Dans le contexte professionnel, je dispose d'un aménagement de poste c'est-à-dire que j'ai mon propre bureau situé au plus près de la salle d'attente pour limiter au maximum les déplacements. je dispose d'un logiciel informatique permettant de mieux voir à l'écran (curseur de la souris + jeux de contraste). je bénéficie également d'un taxi pour me rendre à des réunions ou formations. j'ai également la possibilité d'obtenir un boitier Bluetooth pour le téléphone que je n'ai pas encore mais qui me permettrait d'entendre en étant directement relié du téléphone à mes appareils auditifs sans à tenir le combiné à la main (principe du kit main libre mais le sons arriveraient directement à mes appareils).
Après, je dispose tjrs d'une lampe de poche si besoin et rien ne vaut une présence humaine à mes côtés pour me guider dans mes déplacements.»
Quel type d'appareil auditif as-tu?
«Des contours d'oreille de la marque Phonak»
Quels sont les facteurs qui font que tu entendes mieux ou moins bien les sons autour de toi?

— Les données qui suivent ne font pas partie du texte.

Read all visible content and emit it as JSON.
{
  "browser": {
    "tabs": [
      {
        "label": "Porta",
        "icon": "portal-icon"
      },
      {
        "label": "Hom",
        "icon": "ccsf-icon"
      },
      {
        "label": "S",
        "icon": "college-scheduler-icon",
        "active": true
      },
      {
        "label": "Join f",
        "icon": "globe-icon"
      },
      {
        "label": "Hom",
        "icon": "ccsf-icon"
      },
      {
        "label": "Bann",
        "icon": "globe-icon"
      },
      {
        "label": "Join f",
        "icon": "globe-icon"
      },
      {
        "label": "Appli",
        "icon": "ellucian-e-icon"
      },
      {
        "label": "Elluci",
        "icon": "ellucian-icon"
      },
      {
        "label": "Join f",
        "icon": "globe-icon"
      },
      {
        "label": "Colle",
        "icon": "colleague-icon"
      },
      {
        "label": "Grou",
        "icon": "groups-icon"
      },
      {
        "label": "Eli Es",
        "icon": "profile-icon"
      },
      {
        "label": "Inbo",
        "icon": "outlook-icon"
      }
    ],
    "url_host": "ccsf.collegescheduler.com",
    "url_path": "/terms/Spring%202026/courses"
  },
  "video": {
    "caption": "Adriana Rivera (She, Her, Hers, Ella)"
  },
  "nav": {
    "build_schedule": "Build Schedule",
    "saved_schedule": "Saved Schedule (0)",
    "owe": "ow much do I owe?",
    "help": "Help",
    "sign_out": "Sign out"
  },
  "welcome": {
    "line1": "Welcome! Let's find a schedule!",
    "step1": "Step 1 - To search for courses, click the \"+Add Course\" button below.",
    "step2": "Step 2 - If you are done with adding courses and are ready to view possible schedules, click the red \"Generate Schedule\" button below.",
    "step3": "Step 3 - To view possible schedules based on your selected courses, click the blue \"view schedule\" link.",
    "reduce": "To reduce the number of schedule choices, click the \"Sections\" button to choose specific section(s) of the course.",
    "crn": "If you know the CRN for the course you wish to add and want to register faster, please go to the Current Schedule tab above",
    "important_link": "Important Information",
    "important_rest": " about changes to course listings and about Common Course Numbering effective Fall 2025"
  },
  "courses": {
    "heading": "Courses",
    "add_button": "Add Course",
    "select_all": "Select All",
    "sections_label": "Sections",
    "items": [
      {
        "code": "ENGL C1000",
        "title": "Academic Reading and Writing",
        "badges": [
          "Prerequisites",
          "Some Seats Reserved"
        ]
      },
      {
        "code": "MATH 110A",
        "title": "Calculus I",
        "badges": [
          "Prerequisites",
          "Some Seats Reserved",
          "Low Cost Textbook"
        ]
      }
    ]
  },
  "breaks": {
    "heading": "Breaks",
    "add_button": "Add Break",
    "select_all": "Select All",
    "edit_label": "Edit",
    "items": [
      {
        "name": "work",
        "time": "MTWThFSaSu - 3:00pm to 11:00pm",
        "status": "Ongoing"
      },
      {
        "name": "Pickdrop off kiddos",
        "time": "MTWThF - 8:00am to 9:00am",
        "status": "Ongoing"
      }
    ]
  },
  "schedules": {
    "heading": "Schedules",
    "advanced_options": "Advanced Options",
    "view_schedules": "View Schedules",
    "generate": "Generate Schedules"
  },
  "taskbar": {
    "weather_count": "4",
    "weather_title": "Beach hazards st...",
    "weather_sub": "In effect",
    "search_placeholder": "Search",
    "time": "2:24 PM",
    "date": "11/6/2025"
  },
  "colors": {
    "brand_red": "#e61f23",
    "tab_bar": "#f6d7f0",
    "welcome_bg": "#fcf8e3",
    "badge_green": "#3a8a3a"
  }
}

«Le bruit (musique forte et autres sons bruyants), le vent (bruit équivalent à celui quand tu souffles dans un micro), le brouhaha, qqun qui chuchote font que j'entends difficilement
Quels sont les sons que tu perçois le mieux ou le moins?
«Les sons aigus me sont plus difficiles à entendre que les graves.»
Qu'est-ce qui te gêne le plus?
« Un environnement bruyant (se concentrer sur une seule voix dans une foule bruyante)»
Quelles sont les lacunes des dispositifs auditifs?
«- leurs couts prohibitifs qui ne peuvent être à la portée de tous alors que dans certains cas cela leur est indispensable
- malgré les progrès technologiques, des efforts sont encore à faire concernant la qualité de réception dans un environnement bruyant pour pouvoir suivre une conversation sans être gêné par des sons "parasites" aux alentours»
Pour finir, nous remercions Magali Godart d’avoir pris son temps pour nous répondre avec une grande précision et beaucoup de sincérité. Ce témoignage nous a apporté à toutes la preuve que vivre avec des troubles de l’audition n’est pour personne une chose facile. Sans ce témoignage nous avions beaucoup de mal à envisager et comprendre les difficultés que cet handicap engendrait au quotidien et grâce à elle, une fois de plus nous pouvons dire qu’il faut faire plus attention à cette déficience qui est souvent trop invisible dans notre société.